Esse mecanismo de defesa também está presente em outros gêneros de bactérias, como Streptococcus e Pseudomonas – ambos causadores de doenças respiratórias, infecções cutâneas e sepse em humanos.

Também está presente em fitopatógenos como a Xylella fastidiosa, que causa nas laranjeiras a doença clorose variegada de citros, popularmente conhecida como praga do amarelinho.

Driblando a defesa

“Agora que sabemos como a bactéria se defende, podemos pensar em meios para driblar esse mecanismo. Uma possibilidade seria inibir a produção da enzima Ohr.
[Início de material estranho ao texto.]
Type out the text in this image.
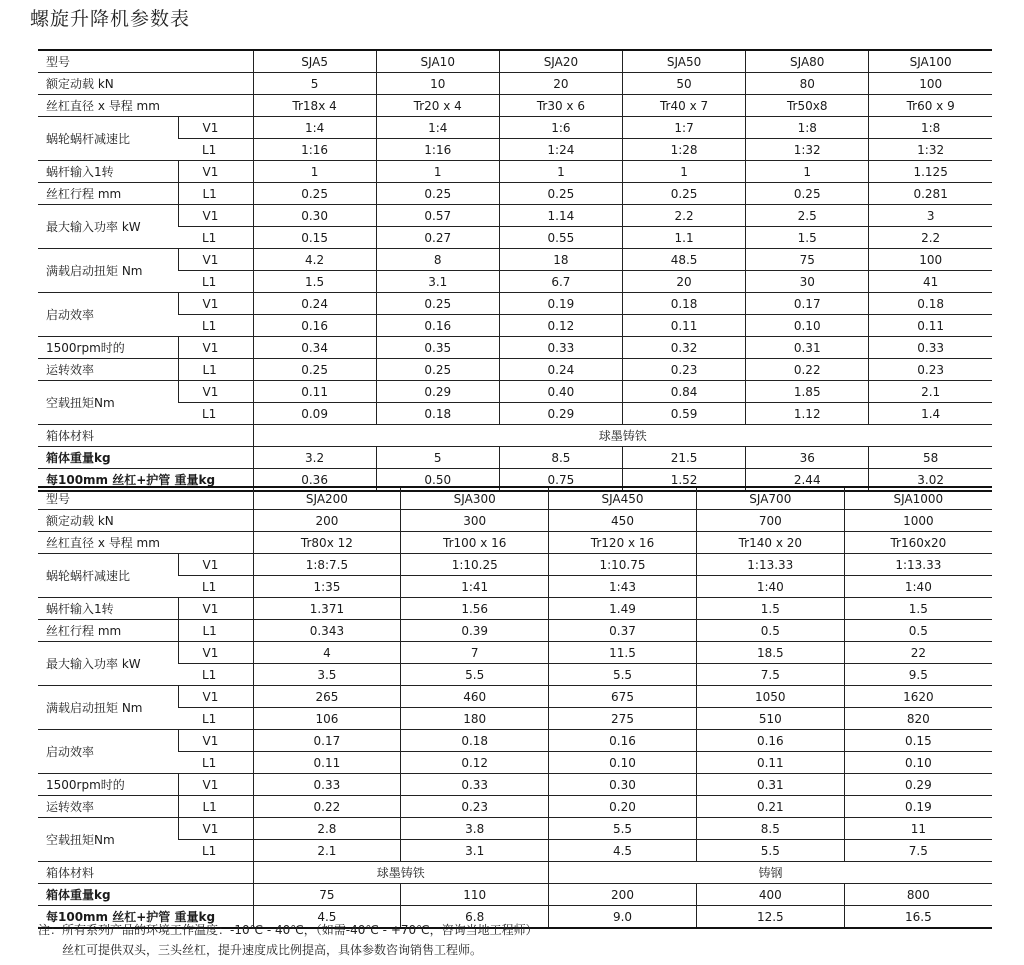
螺旋升降机参数表
型号		SJA5	SJA10	SJA20	SJA50	SJA80	SJA100
额定动载 kN		5	10	20	50	80	100
丝杠直径 x 导程 mm		Tr18x 4	Tr20 x 4	Tr30 x 6	Tr40 x 7	Tr50x8	Tr60 x 9
蜗轮蜗杆减速比	V1	1:4	1:4	1:6	1:7	1:8	1:8
	L1	1:16	1:16	1:24	1:28	1:32	1:32
蜗杆输入1转	V1	1	1	1	1	1	1.125
丝杠行程 mm	L1	0.25	0.25	0.25	0.25	0.25	0.281
最大输入功率 kW	V1	0.30	0.57	1.14	2.2	2.5	3
	L1	0.15	0.27	0.55	1.1	1.5	2.2
满载启动扭矩 Nm	V1	4.2	8	18	48.5	75	100
	L1	1.5	3.1	6.7	20	30	41
启动效率	V1	0.24	0.25	0.19	0.18	0.17	0.18
	L1	0.16	0.16	0.12	0.11	0.10	0.11
1500rpm时的	V1	0.34	0.35	0.33	0.32	0.31	0.33
运转效率	L1	0.25	0.25	0.24	0.23	0.22	0.23
空载扭矩Nm	V1	0.11	0.29	0.40	0.84	1.85	2.1
	L1	0.09	0.18	0.29	0.59	1.12	1.4
箱体材料		球墨铸铁					
箱体重量kg		3.2	5	8.5	21.5	36	58
每100mm 丝杠+护管 重量kg		0.36	0.50	0.75	1.52	2.44	3.02
型号		SJA200	SJA300	SJA450	SJA700	SJA1000
额定动载 kN		200	300	450	700	1000
丝杠直径 x 导程 mm		Tr80x 12	Tr100 x 16	Tr120 x 16	Tr140 x 20	Tr160x20
蜗轮蜗杆减速比	V1	1:8:7.5	1:10.25	1:10.75	1:13.33	1:13.33
	L1	1:35	1:41	1:43	1:40	1:40
蜗杆输入1转	V1	1.371	1.56	1.49	1.5	1.5
丝杠行程 mm	L1	0.343	0.39	0.37	0.5	0.5
最大输入功率 kW	V1	4	7	11.5	18.5	22
	L1	3.5	5.5	5.5	7.5	9.5
满载启动扭矩 Nm	V1	265	460	675	1050	1620
	L1	106	180	275	510	820
启动效率	V1	0.17	0.18	0.16	0.16	0.15
	L1	0.11	0.12	0.10	0.11	0.10
1500rpm时的	V1	0.33	0.33	0.30	0.31	0.29
运转效率	L1	0.22	0.23	0.20	0.21	0.19
空载扭矩Nm	V1	2.8	3.8	5.5	8.5	11
	L1	2.1	3.1	4.5	5.5	7.5
箱体材料		球墨铸铁		铸钢		
箱体重量kg		75	110	200	400	800
每100mm 丝杠+护管 重量kg		4.5	6.8	9.0	12.5	16.5
注：所有系列产品的环境工作温度：-10℃ - 40℃，（如需-40℃ - +70℃，咨询当地工程师）
丝杠可提供双头，三头丝杠，提升速度成比例提高，具体参数咨询销售工程师。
Outra seria ativar a produção de OhrR, para anular o sistema antioxidante”, disse Netto.

O primeiro passo, segundo o pesquisador, seria demonstrar experimentalmente em camundongos que essas manobras genéticas realmente tornariam mais fácil para o organismo hospedeiro combater a bactéria.

Os testes ainda estão sendo padronizados, mas a ideia é silenciar os genes da Ohr e da OhrR na C. violaceum e avaliar se isso altera sua capacidade de infectar os animais.

“Como não existem homólogos da Ohr e da OhrR em mamíferos ou plantas, se conseguirmos desenhar uma molécula que atue sobre essas proteínas, ela teoricamente teria ação específica sobre a bactéria, sem efeito colateral para o hospedeiro”, afirmou Netto.

Embora ainda em fase preliminar, os estudos abrem caminho para o desenvolvimento de novos medicamentos. “Hoje já se sabe que muitos antibióticos têm como mecanismo de ação a geração de estresse oxidativo nas bactérias. Essa questão está ganhando força”, disse.

O estudo de pós-doutorado está vinculado ao Projeto Temático “Aspectos biológicos de tióis: estrutura proteica, defesa antioxidante, sinalização e estados redox” , coordenado por Netto. Também está ligado ao Instituto Nacional de Ciência e Tecnologia (INCT) de Processos Redox em Biomedicina (Redoxoma).